E dopo la trentaduesima “picconata” del governo Meloni, dell’impianto originario del Superbonus, costato alle casse dello Stato oltre 200 miliardi resta ben poco. L’ultimo colpo, assestato con il maxi emendamento del governo al decreto sul maxi-incentivo, estende il suo raggio d’azione anche agli altri bonus edilizi. Ma la norma che continua a far litigare la maggioranza è quella della retroattività del cosiddetto “spalmadetrazioni” da 4 a 10 anni. Il vicepremier, Tajani, è fortemente contrario e non esclude che già oggi possano essere presentati subemendamenti per correggere il testo: “È contro la nostra cultura giuridica”. Di tutt’altro avviso il ministro Giorgetti che difende a spada tratta la nuova formulazione. E, questa volta, la stessa premier, Giorgia Meloni, potrebbe non cedere alle pressioni degli azzurri e rimandare tutto al voto in Aula, sia pure senza ricorrere alla fiducia. Oggi dovrebbe esserci in Senato un vertice dei partiti di maggioranza. Ma che cosa resta del vecchio Superbonus? E quali saranno le conseguenze del provvedimento per le casse di cittadini, imprese e banche?

LAVORI PIÙ SALATI

L’allungamento delle detrazioni fiscali previste per i lavori del Superbonus da 4 a 10 anni penalizza soprattutto i redditi più alti, che avendo maggiore capienza fiscale, potevano scaricare importi maggiori dalle tasse in un periodo più breve. Le brutte notizie per i condomini è che lo spalmadetrazioni interviene anche sui lavori cominciati a gennaio di quest’anno. L’effetto potrebbe essere quello di una rinegoziazione dei contratti con un incremento delle spese per i lavori.

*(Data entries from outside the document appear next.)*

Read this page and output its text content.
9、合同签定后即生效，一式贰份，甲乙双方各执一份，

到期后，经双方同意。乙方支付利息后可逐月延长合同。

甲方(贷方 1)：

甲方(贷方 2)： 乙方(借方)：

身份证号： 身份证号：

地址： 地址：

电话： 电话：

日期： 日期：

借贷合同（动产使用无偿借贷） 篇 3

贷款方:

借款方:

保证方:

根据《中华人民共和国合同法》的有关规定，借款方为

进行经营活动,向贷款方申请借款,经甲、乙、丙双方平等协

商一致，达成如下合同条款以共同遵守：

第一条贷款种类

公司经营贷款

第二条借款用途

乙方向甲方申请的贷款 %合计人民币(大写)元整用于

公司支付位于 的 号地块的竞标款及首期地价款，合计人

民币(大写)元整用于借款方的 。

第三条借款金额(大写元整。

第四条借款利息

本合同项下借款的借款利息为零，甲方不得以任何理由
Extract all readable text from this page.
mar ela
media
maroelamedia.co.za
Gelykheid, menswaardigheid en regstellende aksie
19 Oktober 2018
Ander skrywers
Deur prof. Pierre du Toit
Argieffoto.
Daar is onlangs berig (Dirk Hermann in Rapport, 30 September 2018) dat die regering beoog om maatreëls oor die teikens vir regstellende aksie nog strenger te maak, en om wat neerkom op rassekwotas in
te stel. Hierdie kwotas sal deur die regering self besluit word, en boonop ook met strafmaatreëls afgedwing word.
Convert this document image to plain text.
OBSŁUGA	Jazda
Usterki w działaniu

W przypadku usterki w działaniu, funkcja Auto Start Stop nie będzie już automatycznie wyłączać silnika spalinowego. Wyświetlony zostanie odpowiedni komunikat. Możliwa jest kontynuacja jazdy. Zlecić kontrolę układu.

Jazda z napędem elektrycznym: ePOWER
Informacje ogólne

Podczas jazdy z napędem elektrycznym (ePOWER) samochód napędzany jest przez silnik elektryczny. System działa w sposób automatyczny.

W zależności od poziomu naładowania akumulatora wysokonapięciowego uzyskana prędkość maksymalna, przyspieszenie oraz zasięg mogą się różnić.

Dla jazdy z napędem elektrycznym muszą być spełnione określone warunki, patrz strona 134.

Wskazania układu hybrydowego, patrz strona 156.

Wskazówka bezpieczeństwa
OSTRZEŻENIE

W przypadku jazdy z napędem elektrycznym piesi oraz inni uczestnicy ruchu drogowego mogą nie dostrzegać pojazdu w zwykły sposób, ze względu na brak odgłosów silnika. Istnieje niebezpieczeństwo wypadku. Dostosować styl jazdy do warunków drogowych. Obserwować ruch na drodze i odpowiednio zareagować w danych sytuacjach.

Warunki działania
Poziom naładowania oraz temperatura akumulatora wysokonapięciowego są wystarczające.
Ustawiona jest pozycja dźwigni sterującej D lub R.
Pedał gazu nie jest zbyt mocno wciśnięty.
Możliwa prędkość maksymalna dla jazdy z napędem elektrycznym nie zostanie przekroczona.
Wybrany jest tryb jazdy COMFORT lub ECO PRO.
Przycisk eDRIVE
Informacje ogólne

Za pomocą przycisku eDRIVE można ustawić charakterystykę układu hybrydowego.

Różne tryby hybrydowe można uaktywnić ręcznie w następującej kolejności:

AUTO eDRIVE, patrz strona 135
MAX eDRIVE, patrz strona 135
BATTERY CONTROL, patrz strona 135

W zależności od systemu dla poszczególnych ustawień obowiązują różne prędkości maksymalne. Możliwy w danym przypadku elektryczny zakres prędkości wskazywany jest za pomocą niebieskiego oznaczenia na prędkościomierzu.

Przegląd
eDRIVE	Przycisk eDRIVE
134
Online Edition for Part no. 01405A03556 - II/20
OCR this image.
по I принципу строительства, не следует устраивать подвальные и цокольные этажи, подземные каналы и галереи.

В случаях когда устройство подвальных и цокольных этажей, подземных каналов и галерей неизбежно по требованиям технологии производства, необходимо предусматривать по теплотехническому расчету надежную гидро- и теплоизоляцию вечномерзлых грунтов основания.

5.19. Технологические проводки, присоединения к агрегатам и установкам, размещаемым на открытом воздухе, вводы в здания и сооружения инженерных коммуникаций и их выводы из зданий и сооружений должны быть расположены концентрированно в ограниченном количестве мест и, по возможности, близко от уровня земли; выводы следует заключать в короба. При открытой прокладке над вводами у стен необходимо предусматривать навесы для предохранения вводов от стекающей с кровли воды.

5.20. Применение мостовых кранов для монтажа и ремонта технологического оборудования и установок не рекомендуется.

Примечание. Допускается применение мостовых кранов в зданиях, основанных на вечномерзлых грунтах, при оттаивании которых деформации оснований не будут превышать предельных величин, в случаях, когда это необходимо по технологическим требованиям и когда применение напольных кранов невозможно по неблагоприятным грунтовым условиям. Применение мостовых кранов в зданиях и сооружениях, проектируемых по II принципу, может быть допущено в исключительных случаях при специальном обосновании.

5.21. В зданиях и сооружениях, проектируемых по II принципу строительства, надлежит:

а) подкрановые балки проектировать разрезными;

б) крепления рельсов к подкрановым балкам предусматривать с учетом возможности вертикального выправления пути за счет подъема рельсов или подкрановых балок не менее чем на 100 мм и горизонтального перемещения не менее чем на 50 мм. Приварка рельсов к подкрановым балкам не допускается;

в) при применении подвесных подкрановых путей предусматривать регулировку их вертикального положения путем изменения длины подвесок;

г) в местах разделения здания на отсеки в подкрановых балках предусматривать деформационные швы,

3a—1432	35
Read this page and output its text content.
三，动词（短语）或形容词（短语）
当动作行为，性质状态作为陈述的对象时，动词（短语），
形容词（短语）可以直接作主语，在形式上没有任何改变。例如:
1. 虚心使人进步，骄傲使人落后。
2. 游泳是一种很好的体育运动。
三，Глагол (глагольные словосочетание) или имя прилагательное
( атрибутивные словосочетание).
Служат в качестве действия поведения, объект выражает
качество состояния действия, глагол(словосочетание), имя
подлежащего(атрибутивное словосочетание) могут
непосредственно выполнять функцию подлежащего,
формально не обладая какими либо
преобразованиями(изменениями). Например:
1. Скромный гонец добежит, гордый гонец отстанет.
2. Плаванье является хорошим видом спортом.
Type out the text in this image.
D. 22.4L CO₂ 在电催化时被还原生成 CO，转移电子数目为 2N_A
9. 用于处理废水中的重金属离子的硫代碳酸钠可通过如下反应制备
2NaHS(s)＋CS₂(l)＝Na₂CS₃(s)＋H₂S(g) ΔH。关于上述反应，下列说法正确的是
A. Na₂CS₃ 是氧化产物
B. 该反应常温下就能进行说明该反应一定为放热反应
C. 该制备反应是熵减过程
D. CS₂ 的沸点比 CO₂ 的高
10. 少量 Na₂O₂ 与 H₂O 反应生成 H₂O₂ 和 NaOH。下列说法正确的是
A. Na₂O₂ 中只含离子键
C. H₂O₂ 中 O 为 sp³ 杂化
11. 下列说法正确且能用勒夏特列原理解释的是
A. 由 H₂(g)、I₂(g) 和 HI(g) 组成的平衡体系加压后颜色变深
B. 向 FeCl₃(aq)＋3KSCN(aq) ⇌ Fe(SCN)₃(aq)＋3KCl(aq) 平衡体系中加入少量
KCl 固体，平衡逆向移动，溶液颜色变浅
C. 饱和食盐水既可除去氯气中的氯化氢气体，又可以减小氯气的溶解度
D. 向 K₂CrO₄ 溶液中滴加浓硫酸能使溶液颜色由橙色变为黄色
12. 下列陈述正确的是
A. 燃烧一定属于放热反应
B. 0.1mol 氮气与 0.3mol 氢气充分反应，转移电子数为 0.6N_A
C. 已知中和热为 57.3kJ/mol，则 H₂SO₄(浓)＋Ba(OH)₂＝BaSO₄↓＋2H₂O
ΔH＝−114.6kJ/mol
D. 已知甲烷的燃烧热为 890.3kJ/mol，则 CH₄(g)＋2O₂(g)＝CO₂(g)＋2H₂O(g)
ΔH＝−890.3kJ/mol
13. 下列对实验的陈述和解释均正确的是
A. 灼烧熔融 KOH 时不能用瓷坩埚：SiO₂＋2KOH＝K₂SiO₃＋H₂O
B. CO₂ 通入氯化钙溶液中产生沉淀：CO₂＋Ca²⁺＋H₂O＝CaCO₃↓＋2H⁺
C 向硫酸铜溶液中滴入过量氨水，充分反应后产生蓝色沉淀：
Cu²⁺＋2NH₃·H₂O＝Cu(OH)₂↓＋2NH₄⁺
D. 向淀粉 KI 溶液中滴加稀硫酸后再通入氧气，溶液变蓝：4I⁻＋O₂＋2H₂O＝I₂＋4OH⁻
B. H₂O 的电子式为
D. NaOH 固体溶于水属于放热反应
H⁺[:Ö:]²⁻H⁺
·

Molto dipenderà, ovviamente, dalla clausole inserite nei capitolati di appalto, ma è molto alto il rischio di contenziosi legali. L’altra sorpresa negativa è che dal 2028 al 2033 per gli interventi relativi al bonus ordinario sulle ristrutturazioni e all’ecobonus, la detrazione scenderà dal 50 al 30%. Mentre, dall’anno prossimo, si fermerà al 36%. Salve, infine, le deroghe previste per le aree terremotate, comprese quelle del Centro-Italia.

ALLARME SVALUTAZIONI

A partire dal 2025, le banche che hanno acquistato crediti di imposta pagando meno del 75% del loro valore, dovranno rateizzarle in sei e non più quattro anni. Inoltre, non potranno più utilizzare i crediti per pagare i contributi Inps. Il vero problema riguarda, però, i crediti già nel portafoglio degli istituti. La svalutazione, nel mercato bancario, potrebbe arrivare al 15%, pari alla differenza tra il prezzo d’acquisto di un credito a scadenza in quattro/cinque anni rispetto a uno a dieci anni. Sul mercato secondario, poi, la svalutazione procederebbe a cascata. L’operazione potrebbe tradursi in una nuova tassa sui bilanci delle banche.

IMPRESE, CONTI A RISCHIO

L’allungamento dei termini non riguarda i fornitori che hanno applicato lo sconto in fattura e i cessionari che hanno acquistato i crediti che potranno continuare a effettuare le compensazioni in quattro o cinque anni. Ma le imprese dovranno mettere in conto una svalutazione dei crediti che sono maturati nei primi 5 mesi di quest’anno e quindi, potrebbero rivalersi sui proprietari o, nelle situazioni più gravi, bloccare i lavori. Inoltre, non sarà più possibile cedere le rate residue delle detrazioni. Una volta avviata la detrazione questa si potrà utilizzare solo in dieci rate senza la possibilità di recuperare in anticipo quelle successive alla prima tramite cessione del credito.